The people of Sri Lanka have voted and chosen Mahinda Rajapakse as President once again with a bigger margin than 2005. The President has defeated his former army chief General (retired) Sarath Fonseka on 26 January 2010. The elections, called almost two years prior to the completion of term, were a tactical move by Rajapakse to convert his recently concluded military victory over the Liberation Tigers of Tamil Eelam (LTTE) into an electoral one, a move that worked. The clean sweep that the United People’s freedom Alliance (UPFA) made in the Southern Provincial Council elections in October last year was an indication of how things could be. The UPFA won Galle, Matara and Hambanatota districts winning 38 seats and nearly 68 per cent of the votes. The United National Party (UNP) managed to come a distant second with a mere 26 per cent. The Janatha Vimukthi Peramuna (JVP) which was known to have a stronghold in the south managed only three seats and six per cent of the votes polled. The choice of General Fonseka as a candidate of the united opposition seemed like a coup of sorts by the UNP, JVP and Mangala Samaraweera. It brought together a motley group of 14 parties and put up an opponent from the winning combination itself to make a contest out of a no-contest.

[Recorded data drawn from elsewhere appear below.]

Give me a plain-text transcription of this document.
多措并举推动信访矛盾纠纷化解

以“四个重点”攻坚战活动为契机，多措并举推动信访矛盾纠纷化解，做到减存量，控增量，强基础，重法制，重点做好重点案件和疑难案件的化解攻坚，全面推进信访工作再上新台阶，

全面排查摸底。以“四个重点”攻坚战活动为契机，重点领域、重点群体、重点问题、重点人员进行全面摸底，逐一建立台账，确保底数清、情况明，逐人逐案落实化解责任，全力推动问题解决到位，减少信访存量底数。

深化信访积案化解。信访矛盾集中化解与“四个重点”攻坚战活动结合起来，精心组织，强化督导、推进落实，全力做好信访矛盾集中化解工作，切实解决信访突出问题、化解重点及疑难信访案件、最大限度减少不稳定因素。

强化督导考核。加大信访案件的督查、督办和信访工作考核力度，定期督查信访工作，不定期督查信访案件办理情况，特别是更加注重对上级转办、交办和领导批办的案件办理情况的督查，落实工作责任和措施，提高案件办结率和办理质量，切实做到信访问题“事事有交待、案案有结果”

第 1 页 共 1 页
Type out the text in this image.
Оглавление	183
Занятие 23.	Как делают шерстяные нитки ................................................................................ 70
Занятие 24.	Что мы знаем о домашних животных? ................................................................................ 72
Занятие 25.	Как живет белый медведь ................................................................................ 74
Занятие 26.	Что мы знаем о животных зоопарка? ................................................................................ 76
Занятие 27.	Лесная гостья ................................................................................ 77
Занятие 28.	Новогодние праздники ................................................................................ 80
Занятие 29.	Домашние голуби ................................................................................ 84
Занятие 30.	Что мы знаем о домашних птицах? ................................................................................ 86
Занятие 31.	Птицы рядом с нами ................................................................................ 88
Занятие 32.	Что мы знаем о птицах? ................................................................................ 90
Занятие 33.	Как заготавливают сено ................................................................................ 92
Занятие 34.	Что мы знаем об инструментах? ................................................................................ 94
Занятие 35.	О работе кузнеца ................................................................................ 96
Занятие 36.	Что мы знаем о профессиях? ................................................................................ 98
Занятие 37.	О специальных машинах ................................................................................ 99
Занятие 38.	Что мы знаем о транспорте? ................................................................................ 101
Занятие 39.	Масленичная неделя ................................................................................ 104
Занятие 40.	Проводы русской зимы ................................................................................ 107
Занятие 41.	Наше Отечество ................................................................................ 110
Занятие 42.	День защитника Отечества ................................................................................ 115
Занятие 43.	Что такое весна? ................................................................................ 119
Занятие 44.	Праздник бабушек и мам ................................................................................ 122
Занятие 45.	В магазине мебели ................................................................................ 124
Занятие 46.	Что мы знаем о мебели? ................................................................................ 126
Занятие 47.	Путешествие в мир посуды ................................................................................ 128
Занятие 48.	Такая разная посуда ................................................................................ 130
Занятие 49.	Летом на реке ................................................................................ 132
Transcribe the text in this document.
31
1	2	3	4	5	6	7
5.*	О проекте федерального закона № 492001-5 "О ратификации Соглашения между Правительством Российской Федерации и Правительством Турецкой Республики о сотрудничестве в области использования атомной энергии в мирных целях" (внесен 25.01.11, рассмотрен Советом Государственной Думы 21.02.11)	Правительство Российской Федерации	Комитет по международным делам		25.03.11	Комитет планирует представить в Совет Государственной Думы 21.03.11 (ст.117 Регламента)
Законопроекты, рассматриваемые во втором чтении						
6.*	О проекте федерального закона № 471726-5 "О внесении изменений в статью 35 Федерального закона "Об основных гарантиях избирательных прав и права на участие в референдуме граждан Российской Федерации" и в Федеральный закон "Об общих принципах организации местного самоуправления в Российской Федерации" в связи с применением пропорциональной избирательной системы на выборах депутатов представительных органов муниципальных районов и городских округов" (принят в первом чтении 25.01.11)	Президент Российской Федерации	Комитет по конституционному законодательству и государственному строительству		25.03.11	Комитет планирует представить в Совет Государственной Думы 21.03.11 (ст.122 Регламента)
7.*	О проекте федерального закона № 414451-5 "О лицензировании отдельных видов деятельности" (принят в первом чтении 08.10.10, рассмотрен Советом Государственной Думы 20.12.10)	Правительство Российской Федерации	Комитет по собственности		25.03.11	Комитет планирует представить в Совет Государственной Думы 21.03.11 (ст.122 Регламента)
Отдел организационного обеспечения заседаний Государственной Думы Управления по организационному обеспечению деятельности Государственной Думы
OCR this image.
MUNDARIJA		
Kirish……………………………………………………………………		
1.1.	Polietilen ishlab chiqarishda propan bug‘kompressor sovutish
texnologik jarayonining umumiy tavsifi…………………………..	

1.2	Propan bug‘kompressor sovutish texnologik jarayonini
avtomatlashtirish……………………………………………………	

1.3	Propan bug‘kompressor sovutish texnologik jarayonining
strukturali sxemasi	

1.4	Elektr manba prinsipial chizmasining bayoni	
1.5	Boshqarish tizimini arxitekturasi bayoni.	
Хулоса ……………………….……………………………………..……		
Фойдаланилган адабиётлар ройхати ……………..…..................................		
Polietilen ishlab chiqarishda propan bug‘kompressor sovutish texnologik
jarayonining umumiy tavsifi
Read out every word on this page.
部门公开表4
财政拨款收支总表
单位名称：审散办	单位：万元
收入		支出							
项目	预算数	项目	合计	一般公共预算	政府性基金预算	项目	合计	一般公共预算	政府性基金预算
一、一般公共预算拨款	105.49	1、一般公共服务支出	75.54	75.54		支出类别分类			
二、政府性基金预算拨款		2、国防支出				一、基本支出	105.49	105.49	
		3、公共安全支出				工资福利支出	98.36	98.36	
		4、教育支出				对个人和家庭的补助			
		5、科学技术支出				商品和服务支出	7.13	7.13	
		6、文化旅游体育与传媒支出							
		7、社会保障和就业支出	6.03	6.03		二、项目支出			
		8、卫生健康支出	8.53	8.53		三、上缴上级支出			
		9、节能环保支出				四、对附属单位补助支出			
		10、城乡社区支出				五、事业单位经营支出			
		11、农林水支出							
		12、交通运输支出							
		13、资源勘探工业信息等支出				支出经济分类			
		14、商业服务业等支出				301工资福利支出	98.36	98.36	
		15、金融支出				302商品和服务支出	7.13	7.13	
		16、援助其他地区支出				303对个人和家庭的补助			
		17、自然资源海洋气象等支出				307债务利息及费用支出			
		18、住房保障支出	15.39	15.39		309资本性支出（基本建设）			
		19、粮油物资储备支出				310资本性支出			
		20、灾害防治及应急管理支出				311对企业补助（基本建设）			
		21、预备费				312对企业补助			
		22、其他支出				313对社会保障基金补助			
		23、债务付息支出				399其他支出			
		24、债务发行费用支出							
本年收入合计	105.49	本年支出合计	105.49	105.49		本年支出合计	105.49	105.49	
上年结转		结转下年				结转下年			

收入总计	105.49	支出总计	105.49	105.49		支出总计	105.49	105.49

Psephologists and political analysts calculated that this would split the majoritarian Sinhala vote between Rajapkase and Fonseka - both sharing spoils of war. The minorities would therefore tilt the balance. Electoral developments in January added fillip to the electoral momentum of the combined opposition. The decision of Batticaloa Mayor, Sivageetha Prabhakaran of the Sri Lanka Freedom Party and more importantly the Tamil National Alliance (TNA), an umbrella of Tamil parties to support Fonseka raised the hopes of the united opposition. It is ironical that the TNA had lent its support to the man who is known to have been minority unfriendly in the past. Their choice seems to be based more on political expediency, made after separate meetings with the two contestants. Post-electoral arithmetic indicates clearly that the Sinhala south voted overwhelmingly in favour of Rajapakse while there was less than 30 per cent voting in Tamil areas. This is unfortunate and dangerous for any democracy because it sends a message to majoritarian parties that they do not need minority votes. Sometimes democracy becomes a number game with electoral victory being the high point, and victory can be heady. It can lead to reduced attention to minority needs and demands which can sow seeds of discontent, leading to further polarization of society and polity. Sri Lanka has learnt this the hard way and been through a very violent period in its history for nearly three decades. It cannot afford to allow history to repeat itself. The united opposition too should stand tall and respect the mandate of the 4.17 million people who have voted for it, and play the role of a responsible and reasonable opposition.
During the last leg of the war particularly in the last three years, there was severe erosion of democratic space, institutions and freedom of speech. The end of military warfare needs to restore genuine democracy and governance structures in place so that peace is stable and sustainable. It would be necessary to repair institutions like the judiciary and media which were significantly compromised in the course of decades of war induced Emergency Rule, which the government has not yet lifted. There are other pressing issues for the Tamil and Muslim minorities. People are still displaced and living in fear, harassment at check points. Lack of transparency, unemployment, and suppression of media are other issues which are crucial. Unfortunately the blocking of several websites by Sri Lanka Telecom since the day counting of ballots started and army presence outside the hotel where Fonseka and his team were staying are not positive signs.
One of the important issues that came up during elections was the proposal to end the executive presidency. The first of Fonseka’s ten-point manifesto was ‘winning over peace by establishing democracy’ which will be achieved through the abolition of an executive presidency. Rajapakse responded to Fonseka’s proposal in a more guarded way by promising to reduce ‘unnecessary powers’ of the executive presidency. The unlimited powers vested in the hands of an Executive President and less accountability to Parliament have been a matter of serious concern both practically and theoretically since JR Jayewardene introduced Executive Presidency replacing the Westminster model in 1978. Though Chandrika Kumaratunga promised to return to the model of Parliamentary democracy during her first campaign in 1994, she remained in power for two consecutive terms and did not abolish it. So this would probably be a big challenge ahead for the Sri Lankan President. Since the previous elections were conducted at the height of the conflict it was a mandate to end the war. Let this be a mandate for peace and take the country forward to make it the ‘emerging wonder of Asia’.